Vivi Seixas was only eight years old when her father passed away. In her memories, she remembers a loving father, “who liked to create characters and tell stories”.
Another memorable memory is his beard. “I remember his beard very well, it’s something I’ll never forget. My mother used to say that my father would take my little hand when I was little, put it in his beard and tell my mother: ‘so she’ll never forget me!’ And I’ve never forgotten it, it makes me very emotional,” she said in a report for Brazil Agency.
“To this day, I still feel my father very present. He’s been gone for 35 years, but there’s not a day that goes by in my life that someone doesn’t talk about Raul, or that I don’t get into a taxi and Raul is playing, or that I pass by a newsstand and there’s not a Raul sticker. I can’t forget him, he’s very much alive inside me.”
DJ and music producer, Vivi Seixas is the daughter of the “crazy beauty”, the “walking metamorphosis”, the “I am”: the poet, singer, composer and father of Brazilian rock, Raul Seixas (1945-1989). He was chosen to be honored at this year’s edition of the Pelourinho International Literary Festival (Flipelô), which began yesterday (7) in Salvador.
The daughter was the special guest of show who opened the event last night, on a stage set up in Pelourinho, in front of the Fundação Casa de Jorge Amado, where images of his father were projected, illuminating the mansion.
“I was 8 years old when my father passed away. And I would have loved to have spent more time with him. But I have many memories of a very loving, very funny father who liked to create characters for me and tell me stories. I just played [na Flipelô] and I am very excited to pay this tribute to him, in his land,” she said.
After the show she did at Flipelô, Vivi ended up remembering a show where she, when she was still little, saw her father play at Maracanã, in Rio de Janeiro.

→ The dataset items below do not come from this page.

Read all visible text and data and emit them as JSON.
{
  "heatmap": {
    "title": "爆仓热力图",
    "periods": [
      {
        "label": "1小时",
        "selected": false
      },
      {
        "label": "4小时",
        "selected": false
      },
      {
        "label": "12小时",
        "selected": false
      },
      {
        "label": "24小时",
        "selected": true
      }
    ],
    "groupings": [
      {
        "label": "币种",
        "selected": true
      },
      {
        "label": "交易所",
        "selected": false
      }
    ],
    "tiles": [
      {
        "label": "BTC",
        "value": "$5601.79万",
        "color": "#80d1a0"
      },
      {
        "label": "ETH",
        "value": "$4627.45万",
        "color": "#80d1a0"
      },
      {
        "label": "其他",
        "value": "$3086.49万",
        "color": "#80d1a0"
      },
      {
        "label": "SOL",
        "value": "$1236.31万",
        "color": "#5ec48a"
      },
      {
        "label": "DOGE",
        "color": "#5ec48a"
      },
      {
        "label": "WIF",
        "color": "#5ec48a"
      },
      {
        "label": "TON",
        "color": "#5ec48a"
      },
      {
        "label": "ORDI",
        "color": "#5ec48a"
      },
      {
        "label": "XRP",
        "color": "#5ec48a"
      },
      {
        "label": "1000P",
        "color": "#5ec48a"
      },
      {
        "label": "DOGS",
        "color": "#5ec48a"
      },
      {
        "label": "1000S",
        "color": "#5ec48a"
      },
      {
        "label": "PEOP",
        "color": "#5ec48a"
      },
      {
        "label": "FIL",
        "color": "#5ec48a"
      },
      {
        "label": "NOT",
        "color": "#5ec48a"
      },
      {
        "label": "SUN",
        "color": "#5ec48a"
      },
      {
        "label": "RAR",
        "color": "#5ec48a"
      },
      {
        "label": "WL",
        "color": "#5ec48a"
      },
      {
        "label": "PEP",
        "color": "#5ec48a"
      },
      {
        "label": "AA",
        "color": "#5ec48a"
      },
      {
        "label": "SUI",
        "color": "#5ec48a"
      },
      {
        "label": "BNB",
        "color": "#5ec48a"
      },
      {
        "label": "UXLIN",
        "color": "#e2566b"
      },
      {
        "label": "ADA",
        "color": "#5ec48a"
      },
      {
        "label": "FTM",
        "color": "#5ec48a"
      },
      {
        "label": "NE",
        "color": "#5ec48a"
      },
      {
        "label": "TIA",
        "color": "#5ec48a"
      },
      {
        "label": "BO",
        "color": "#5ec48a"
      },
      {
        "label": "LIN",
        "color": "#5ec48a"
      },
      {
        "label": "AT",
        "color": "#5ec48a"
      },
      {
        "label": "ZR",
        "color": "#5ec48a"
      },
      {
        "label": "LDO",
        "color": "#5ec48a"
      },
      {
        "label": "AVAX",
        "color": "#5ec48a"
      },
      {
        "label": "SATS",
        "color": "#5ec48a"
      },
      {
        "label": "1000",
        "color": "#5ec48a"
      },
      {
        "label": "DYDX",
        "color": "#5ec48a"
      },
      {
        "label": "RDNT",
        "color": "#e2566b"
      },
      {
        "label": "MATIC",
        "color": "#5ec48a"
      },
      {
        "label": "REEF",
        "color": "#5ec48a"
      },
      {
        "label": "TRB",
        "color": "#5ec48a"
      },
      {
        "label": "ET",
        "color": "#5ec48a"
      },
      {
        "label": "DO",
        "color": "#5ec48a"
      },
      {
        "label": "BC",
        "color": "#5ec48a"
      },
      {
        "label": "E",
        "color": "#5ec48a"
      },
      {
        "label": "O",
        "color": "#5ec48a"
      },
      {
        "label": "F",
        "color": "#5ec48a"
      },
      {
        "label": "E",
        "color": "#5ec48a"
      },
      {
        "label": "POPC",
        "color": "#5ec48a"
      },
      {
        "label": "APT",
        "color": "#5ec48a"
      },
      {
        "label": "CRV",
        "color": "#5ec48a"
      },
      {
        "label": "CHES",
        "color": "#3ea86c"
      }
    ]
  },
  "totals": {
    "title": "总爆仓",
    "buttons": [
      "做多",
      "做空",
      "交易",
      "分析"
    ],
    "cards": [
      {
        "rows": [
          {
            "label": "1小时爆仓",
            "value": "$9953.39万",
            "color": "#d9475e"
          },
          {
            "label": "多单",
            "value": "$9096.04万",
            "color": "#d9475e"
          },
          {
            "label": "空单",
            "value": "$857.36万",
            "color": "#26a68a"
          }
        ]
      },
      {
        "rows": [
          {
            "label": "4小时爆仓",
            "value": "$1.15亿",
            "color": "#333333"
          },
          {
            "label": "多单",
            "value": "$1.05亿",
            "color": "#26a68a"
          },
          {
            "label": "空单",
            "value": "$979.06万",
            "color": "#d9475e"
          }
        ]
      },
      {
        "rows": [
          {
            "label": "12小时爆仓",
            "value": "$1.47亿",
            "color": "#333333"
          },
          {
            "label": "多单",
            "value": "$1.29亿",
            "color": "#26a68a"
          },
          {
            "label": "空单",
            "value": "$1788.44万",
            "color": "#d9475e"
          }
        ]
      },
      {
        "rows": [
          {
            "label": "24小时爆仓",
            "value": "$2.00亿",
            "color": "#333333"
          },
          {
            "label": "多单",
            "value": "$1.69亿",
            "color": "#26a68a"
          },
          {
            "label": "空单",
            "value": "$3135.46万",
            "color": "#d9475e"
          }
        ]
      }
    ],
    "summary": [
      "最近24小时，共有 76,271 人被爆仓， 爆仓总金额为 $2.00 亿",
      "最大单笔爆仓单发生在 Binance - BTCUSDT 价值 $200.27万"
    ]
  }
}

“I think it was Christmas, a celebration that had Santa Claus. I remember being a little girl screaming, ‘Daddy!’, when he appeared [no palco]”.
Shake the world
The tribute paid to Raul Seixas at Flipelô, an event that Vivi’s mother, Kika Seixas, also participated in, anticipates the celebrations of the musician’s 80th birthday, on June 28, 1945. According to Vivi Seixas, in 2025, the expectation is to hold the “greatest tribute” ever made to her father: Baú do Raul.
“Baú do Raul is a tribute that has been going on since 1993. My mother started this tribute, where several very important artists sing Raul. And we want to make the biggest of all, free, open to the public here in Salvador.”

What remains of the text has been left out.